By this time, 1937, the nucleus had become the enduring fad of physics. A marginal topic before the crash, it was absorbing 10 percent of the efforts of physical scientists, as reported in Science Abstracts , during the depths of the Depression. The increase of interest and labor, as expressed by the content of the the Physical Review , was so sharp that even the numbers that represent it are dramatic: in 1932, 8 percent of its articles, letters, and abstracts concerned nuclear physics; in 1933, 18 percent; in 1937, 32 percent.^[117] Men beginning their careers in physics in the early 1930s saw the nucleus as (to quote one of them) an unstudied frontier, a research land of opportunity, a gold field. The young Otto Robert Frisch, a Viennese who had studied all over Europe, wrote of the nucleus—the unerforschtes Neuland , the Goldfelder —like a Forty-niner.^[118] The metaphor was most apt. Although several of the key discoveries that excited interest in the nucleus during the Depression were not made in the United States, the Americans, with their big machines and high pressure, very quickly dominated the field. And the field dominated them. A physicist inexpert in nuclear physics in 1937 was, according to one of them, Arnold Sommerfeld, who had taught atomic theory to all of Europe, "completely uneducated by American standards."^[119]
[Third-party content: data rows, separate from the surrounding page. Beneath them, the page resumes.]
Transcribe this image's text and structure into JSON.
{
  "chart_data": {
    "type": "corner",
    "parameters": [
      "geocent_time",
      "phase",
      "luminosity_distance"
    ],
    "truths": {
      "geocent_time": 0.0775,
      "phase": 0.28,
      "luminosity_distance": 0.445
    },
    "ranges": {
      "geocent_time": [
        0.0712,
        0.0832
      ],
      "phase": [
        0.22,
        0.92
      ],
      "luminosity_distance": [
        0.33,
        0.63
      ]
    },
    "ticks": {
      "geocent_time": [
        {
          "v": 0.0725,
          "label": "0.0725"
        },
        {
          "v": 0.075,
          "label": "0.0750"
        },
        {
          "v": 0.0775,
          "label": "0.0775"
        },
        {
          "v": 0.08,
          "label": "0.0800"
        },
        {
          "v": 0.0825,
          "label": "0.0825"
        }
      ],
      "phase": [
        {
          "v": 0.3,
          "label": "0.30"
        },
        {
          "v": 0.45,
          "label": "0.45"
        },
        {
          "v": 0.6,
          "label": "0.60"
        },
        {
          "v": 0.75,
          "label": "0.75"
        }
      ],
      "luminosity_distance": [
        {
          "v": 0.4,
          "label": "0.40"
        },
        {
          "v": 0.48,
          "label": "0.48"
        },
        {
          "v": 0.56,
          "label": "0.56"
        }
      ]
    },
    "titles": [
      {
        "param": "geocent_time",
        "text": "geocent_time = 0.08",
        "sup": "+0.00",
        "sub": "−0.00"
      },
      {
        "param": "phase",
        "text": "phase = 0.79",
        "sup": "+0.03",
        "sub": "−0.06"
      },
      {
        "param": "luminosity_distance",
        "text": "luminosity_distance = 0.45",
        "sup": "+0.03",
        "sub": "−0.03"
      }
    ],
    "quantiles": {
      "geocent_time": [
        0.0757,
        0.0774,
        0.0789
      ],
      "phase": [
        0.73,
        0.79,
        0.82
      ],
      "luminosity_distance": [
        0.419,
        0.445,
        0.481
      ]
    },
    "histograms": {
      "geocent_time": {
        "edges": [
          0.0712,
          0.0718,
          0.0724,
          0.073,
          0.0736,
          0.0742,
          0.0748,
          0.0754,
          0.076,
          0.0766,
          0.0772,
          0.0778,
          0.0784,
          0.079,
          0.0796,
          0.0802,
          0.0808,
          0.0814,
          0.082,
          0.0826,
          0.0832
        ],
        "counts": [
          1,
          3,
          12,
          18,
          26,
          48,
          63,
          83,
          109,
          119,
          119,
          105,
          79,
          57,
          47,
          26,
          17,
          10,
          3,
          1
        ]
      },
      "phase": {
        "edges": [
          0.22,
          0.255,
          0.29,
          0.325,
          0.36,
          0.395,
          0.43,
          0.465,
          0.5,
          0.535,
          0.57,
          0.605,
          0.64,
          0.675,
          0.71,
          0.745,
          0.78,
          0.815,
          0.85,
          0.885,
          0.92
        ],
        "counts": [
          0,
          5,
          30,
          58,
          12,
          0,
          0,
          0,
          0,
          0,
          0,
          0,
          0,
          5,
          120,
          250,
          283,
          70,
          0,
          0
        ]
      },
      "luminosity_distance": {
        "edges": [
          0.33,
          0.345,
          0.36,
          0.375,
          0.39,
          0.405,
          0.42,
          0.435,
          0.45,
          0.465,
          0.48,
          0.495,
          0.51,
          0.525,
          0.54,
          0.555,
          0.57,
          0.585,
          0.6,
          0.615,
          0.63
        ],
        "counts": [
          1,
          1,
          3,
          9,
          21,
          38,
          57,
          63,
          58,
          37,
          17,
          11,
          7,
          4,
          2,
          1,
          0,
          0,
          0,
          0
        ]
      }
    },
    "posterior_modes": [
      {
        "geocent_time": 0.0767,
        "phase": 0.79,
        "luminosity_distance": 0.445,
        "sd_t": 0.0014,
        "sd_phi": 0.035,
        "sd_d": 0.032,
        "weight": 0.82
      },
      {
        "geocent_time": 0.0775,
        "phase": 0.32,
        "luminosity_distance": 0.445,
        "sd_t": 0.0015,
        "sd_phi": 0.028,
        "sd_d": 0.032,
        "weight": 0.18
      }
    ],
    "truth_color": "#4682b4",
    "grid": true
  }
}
At the head of the American expeditionary force against the nuclear citadel stood Ernest Lawrence. He was the quintessential American leader, active, youthful, optimistic. He had built while others idled, sustained while others retrenched, inspired while others doubted. "The trade of a 'cyclotroneer,'" wrote one of his students in an unintended double entendre, "is one which has experienced no depression."^[120]

Was the cyclotron "a product of the land of the Golden Gate"? The question was put to Donald Cooksey, then Lawrence's alter ego, by a reporter at the Golden Gate International Exposition of 1939. Cooksey was standing in the exposition's Hall of Science, before a full-scale model of the latest cyclotron. The model used steel balls accelerated by gravity to knock apart a representation of a lithium atom, "which is unable to defend itself against such vigorous attack, and is blown to bits." But is it Californian? "It literally and truly is," Cooksey replied. "Practically coincident with the opening of this marvelous Exposition [on San Francisco Bay] is the culmination of years of development [at Berkeley] of the world's largest cyclotron." Attempting to reduce its capacity to his audience's, Cooksey estimated that it would shoot more "atomic bullets" in one second than all the real bullets that all the machine guns in the world could fire off during the entire life of the exposition. "Or more than one gun could fire in three million years."^[121] How this machine and its predecessors came to be created in California, how their sizes and uses grew, how they and their makers spread throughout the land, and how the machines and the men went off to war, are the main subjects of this book.